One interesting element of analysis in this process is the updating of long-term capital market assumptions.  In this exercise, an analyst would tweak long term averages of returns as a function of current variables such as valuations, global macro data and expectations of productivity and come up with 10 to 15 years projections of annual returns.

JP Morgan has just put out their yearly update which reviews expected long term returns for different asset classes and for a hypothetical 60/40 portfolio (60% equities – 40% bonds).

The current mix of expected slow growth, flat productivity and high equity valuations produces a forecasted annualized rate of return for the stock-bond portfolio of 5.4% for the next 10 years.  This is considerably lower than its historical average of approximately 8%.  Interestingly, our financial planning algorithm uses similar projected values for our calculations. 

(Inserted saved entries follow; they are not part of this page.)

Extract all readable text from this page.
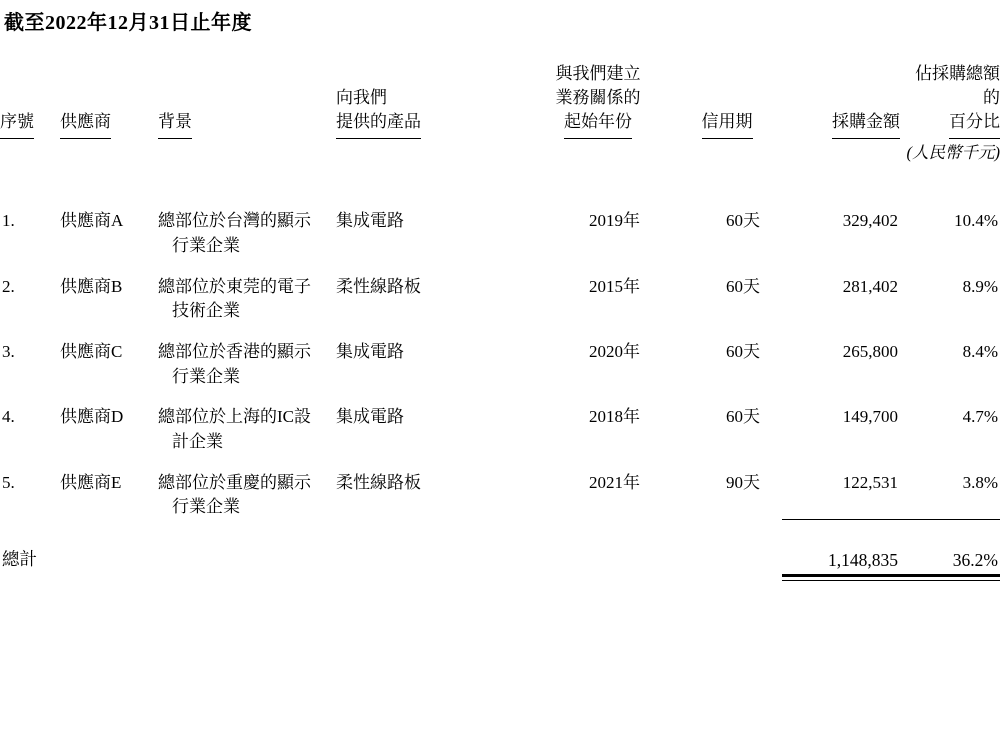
截至2022年12月31日止年度
序號	供應商	背景	向我們
提供的產品	與我們建立
業務關係的
起始年份	信用期	採購金額	佔採購總額的
百分比
						(人民幣千元)	

1.	供應商A	總部位於台灣的顯示
行業企業	集成電路	2019年	60天	329,402	10.4%

2.	供應商B	總部位於東莞的電子
技術企業	柔性線路板	2015年	60天	281,402	8.9%

3.	供應商C	總部位於香港的顯示
行業企業	集成電路	2020年	60天	265,800	8.4%

4.	供應商D	總部位於上海的IC設
計企業	集成電路	2018年	60天	149,700	4.7%

5.	供應商E	總部位於重慶的顯示
行業企業	柔性線路板	2021年	90天	122,531	3.8%

總計						1,148,835	36.2%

On a relative basis, equities still look much more attractive than bonds as fixed income’s Sharpe ratios (a risk adjusted relative measure of performance) have continued to deteriorate.  Conversely, emerging markets project better returns as general valuations are still more attractive than US equities. Emerging market bonds also show decent projected returns around 5.9% with a preference for local currency paper in light of a US Dollar that may start to weaken.  Tactically, the issue with Emerging Markets is the short-term window where high correlation to trade volatility makes the asset class more uncertain. On a longer-term basis, however, the higher rates of growth of those economies should be reflected by higher equity and bond valuations.

There are a few elements that may cause a re-rating of these projections. One of them is a surge in productivity.  Interestingly, productivity improvements have been elusive in this business cycle which was marked by deflationary forces rather than by growth resurgence.  Looking forward, economists believe that automation and AI could potentially add 1 to 1.5% point to global trend growth. Admittedly, this call has gone unanswered for a while. 

Another element that could skew long term assumptions is a shift from monetary policy to fiscal policy as a way to lift growth rates and reduce inequality.  This strategic change could have major repercussions to different asset classes as inflationary pressures might once again start materializing.  Such a factor would favor real assets, infrastructure investments and should extend the real estate cycle.

Overall, these projections show elements of caution and yet provide an overall long term positive outlook for diversified allocations.